BeatBlend

One part observer, one part participant. Enjoying life equally.

Thursday, July 20, 2006

On Assage.

Quit staring at my ass. I'm serious, I know it's summertime, I know my new blonde hair is just asking for trouble (the fact that I am phrasing it like just shows how sick and wrong our society is and its views towards women), but seriously ... it's unwarranted. I have visited states, lived in other countries, trasped through other cities--and I've never encountered such a rash amount of ooglers as in the city of Chicago.

Especially this summer.

Please, let me explain: The purpose of these words is not to make the point that men find me attractive--honestly, I am an average looking gal, I take care of myself, enjoy working out, enjoying feeling the high I get from my cycling class or the elliptical machine. But I do these things to sastisfy my own self, not anyone else's. Why, then, should I feel uncomfortable walking out of the YMCA in bicycle shorts (not short, mind you. Mid-quad) only to bump into two 40-something gentleman (hold up! too much credit!) who I can see cereening at me from the reflection in an adjacent window? Today, I had had enough. As I saw "the oogle" (dun-dun-dun) I whipped my head around and simply stared them down. They, obviously embarassed by their actions, whipped there heads around equally fast, prentending the whole situation never happened.

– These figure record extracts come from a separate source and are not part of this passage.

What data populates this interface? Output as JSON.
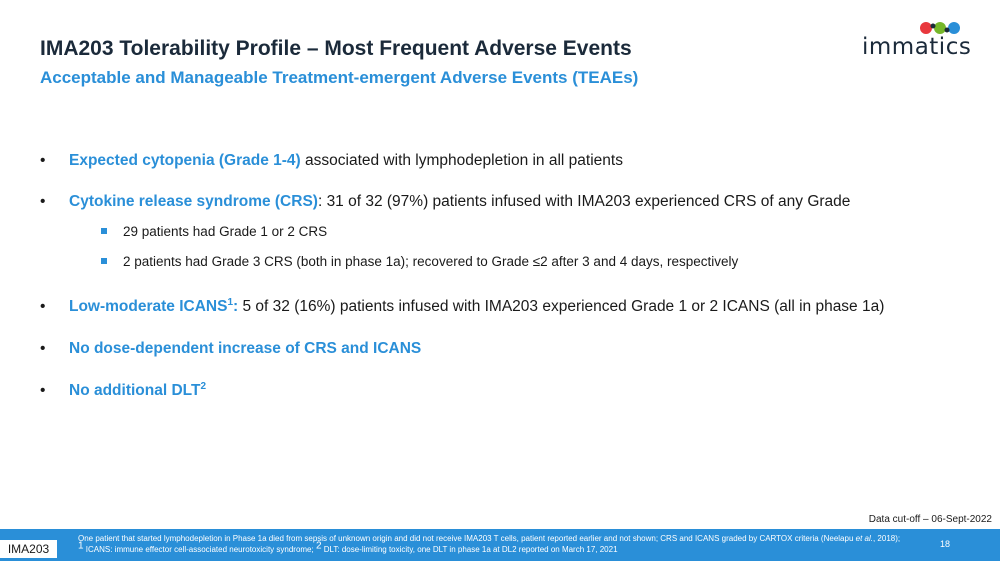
{
  "header": {
    "title": "IMA203 Tolerability Profile – Most Frequent Adverse Events",
    "subtitle": "Acceptable and Manageable Treatment-emergent Adverse Events (TEAEs)",
    "logo_text": "immatics"
  },
  "bullets": [
    {
      "highlight": "Expected cytopenia (Grade 1-4)",
      "text": " associated with lymphodepletion in all patients"
    },
    {
      "highlight": "Cytokine release syndrome (CRS)",
      "text": ": 31 of 32 (97%) patients infused with IMA203 experienced CRS of any Grade"
    },
    {
      "highlight": "Low-moderate ICANS",
      "sup": "1",
      "highlight_suffix": ":",
      "text": " 5 of 32 (16%) patients infused with IMA203 experienced Grade 1 or 2 ICANS (all in phase 1a)"
    },
    {
      "highlight": "No dose-dependent increase of CRS and ICANS"
    },
    {
      "highlight": "No additional DLT",
      "sup": "2"
    }
  ],
  "sub_bullets": [
    "29 patients had Grade 1 or 2 CRS",
    "2  patients had Grade 3 CRS (both in phase 1a); recovered to Grade ≤2 after 3 and 4 days, respectively"
  ],
  "data_cutoff": "Data cut-off – 06-Sept-2022",
  "footer": {
    "tag": "IMA203",
    "note1_a": "One patient that started lymphodepletion in Phase 1a died from sepsis of unknown origin and did not receive IMA203 T cells, patient reported earlier and not shown; CRS and ICANS graded by CARTOX criteria (Neelapu ",
    "note1_italic": "et al.",
    "note1_b": ", 2018);",
    "note2_sup1": "1",
    "note2_a": " ICANS: immune effector cell-associated neurotoxicity syndrome; ",
    "note2_sup2": "2",
    "note2_b": " DLT: dose-limiting toxicity, one DLT in phase 1a at DL2 reported on March 17, 2021",
    "page_number": "18"
  },
  "colors": {
    "accent": "#2a8fd8",
    "title": "#1b2a3a"
  }
}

Here is a balance that I am finding impossible to strike--so I lighten my hair a bit, so I work out nearly every day? I do this because I know it flatters ME--I don't do it attract attention from men, or of anyone for that matter. On Tuesday night, for example, a male friend of mine told me that whether I want the attention or not, I'm going to get it, based on the fact that men are men and your actions and the perception you give off to the world are what people see. In other words, "It's your own fault, honey." It's almost as if he seemed to be saying, "but isn't that what you want? Why else would you do those things?" No, again--twisted! Why should things that make ME feel good ultimately make ME feel bad? They make me down right uncomfortable. How are the things I do for myself benefiting me then? I am not starved for attention nor do I get my self-esteem from men in anyway (an accusation slung my way in college due to my close involvement with my male friends, who I relate to and love very, very much). I am just trying to better MYSELF and flee from the male, summertime preoccupation and aversion with perversion. I have no problem flipping off cars who honk at me, or random dudes on the street that say "hey, baby." Fuck off. This world is complicated enough without you making me feel uncomfortable.